CONDITIONS IMPROVED
Eye bags, sagging facial and/or neck skin.
BENEFITS
Gain a more youthful contour to your face, erasing years from your appearance.
THE DETAILS
Full facelift, mini facelift, lunchtime lift, thread lift, light lift, etc. The list goes on and on for different terms that individual physicians and the lay press will use to describe surgical rejuvenation of the face. All these terms make our heads spin, too.

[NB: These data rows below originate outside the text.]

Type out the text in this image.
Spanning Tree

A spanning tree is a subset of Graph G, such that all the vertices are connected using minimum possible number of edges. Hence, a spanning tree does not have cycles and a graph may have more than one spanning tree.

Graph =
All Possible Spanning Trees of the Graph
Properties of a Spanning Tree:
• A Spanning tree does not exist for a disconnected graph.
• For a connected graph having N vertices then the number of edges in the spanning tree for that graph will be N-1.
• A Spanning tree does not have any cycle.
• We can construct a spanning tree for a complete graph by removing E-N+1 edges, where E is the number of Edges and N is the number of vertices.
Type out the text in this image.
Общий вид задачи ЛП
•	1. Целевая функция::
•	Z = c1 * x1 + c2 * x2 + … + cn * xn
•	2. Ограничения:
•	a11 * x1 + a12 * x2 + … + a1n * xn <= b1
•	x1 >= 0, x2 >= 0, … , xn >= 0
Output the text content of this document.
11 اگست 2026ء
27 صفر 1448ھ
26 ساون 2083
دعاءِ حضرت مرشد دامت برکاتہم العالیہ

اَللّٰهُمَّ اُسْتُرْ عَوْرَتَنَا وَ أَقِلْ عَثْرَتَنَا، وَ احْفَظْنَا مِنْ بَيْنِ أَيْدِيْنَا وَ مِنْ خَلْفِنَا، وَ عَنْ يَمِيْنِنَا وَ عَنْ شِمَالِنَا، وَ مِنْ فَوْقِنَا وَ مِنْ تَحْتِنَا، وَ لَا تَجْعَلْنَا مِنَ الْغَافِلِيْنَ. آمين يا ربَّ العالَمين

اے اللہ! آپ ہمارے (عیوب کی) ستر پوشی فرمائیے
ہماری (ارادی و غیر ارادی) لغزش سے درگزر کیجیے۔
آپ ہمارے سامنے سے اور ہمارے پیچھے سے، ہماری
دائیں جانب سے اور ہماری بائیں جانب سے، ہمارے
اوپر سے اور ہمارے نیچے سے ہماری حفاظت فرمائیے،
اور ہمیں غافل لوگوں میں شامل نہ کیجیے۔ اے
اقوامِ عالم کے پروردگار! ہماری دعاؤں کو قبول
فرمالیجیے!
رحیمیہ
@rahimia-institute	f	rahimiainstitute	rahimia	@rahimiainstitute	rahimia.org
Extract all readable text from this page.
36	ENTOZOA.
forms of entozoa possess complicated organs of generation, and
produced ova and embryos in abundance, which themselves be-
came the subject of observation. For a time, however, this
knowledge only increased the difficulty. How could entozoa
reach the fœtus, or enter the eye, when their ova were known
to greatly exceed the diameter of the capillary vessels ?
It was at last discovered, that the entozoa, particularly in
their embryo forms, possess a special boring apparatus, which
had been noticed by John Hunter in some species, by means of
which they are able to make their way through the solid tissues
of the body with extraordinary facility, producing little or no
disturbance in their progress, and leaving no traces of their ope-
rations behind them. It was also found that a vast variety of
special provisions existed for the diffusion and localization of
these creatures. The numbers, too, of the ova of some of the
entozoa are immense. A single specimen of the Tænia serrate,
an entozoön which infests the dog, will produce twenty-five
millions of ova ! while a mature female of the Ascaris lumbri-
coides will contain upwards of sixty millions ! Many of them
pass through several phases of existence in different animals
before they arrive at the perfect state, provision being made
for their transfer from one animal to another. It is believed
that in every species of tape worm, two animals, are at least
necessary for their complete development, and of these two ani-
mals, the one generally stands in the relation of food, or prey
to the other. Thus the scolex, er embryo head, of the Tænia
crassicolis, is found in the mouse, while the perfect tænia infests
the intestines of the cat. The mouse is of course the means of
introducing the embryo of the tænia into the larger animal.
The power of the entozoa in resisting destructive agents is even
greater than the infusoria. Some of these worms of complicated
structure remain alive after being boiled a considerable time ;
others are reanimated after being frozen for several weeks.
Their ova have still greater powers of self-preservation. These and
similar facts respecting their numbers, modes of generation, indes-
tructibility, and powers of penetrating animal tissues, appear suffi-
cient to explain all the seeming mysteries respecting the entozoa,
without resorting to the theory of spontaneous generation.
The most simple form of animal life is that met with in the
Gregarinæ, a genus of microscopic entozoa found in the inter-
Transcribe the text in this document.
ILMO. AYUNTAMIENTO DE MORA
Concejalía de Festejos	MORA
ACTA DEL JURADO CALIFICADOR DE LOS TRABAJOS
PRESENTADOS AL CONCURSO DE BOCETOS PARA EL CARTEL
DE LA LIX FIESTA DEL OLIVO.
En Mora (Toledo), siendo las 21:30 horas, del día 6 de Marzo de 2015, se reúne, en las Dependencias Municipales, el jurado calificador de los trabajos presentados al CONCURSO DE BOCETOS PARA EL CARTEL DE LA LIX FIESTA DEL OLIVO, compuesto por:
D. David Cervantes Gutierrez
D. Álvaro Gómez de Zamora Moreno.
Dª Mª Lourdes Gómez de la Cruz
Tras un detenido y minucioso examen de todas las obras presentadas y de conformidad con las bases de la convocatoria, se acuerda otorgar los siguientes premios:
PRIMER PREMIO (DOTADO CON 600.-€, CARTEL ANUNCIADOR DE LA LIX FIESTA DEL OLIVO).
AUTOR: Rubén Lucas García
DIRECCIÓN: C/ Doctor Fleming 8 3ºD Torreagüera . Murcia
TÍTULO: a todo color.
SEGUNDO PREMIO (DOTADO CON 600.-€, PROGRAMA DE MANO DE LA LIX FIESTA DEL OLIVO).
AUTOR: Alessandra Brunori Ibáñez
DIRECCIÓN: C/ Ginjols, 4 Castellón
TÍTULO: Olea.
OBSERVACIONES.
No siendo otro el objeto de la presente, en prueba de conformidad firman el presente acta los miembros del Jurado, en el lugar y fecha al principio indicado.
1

The days of the old ‘skin tightening’ procedure that made some comedians look like the Joker character on the Batman series is, thankfully, over. Facelift procedures address sagging, not wrinkles. Current lifting procedures done on the face have two things in common:
- They fight the downward migration of the facial soft tissues that results over time
- These procedures are most effectively done in the tissues under the skin
It doesn’t make sense to pull just on the skin to make the face look younger. The skin, everywhere on our body, has the ability to grow when under tension. Think about the skin of the abdomen over a growing pregnancy. If one pulls only on the skin, it will quickly grow to relieve the tension. It is the soft tissues that are under the skin (called the SMAS layer) that falls until it hits the ‘weld line’ between our skin and muscles at the juncture of the nose and mouth and the jaw line. That’s why we get the characteristic grooves along our mouth, marionette lines and the jowl. Any modern facelift is designed to address this descent and re-suspend that sagging SMAS layer back up to solid bony structures. When done correctly, it results in a youthful and refined – but not overdone – appearance. These procedures are modified to fit each individual’s specific situation, since no two of us are the same. Facelifts are done both in the office and in the surgical center, depending on the anesthetic requirements. These procedures should result in an immediate, natural and youthful appearance, with minimal down time.
This information is for educational purposes only and not intended to render medical advice.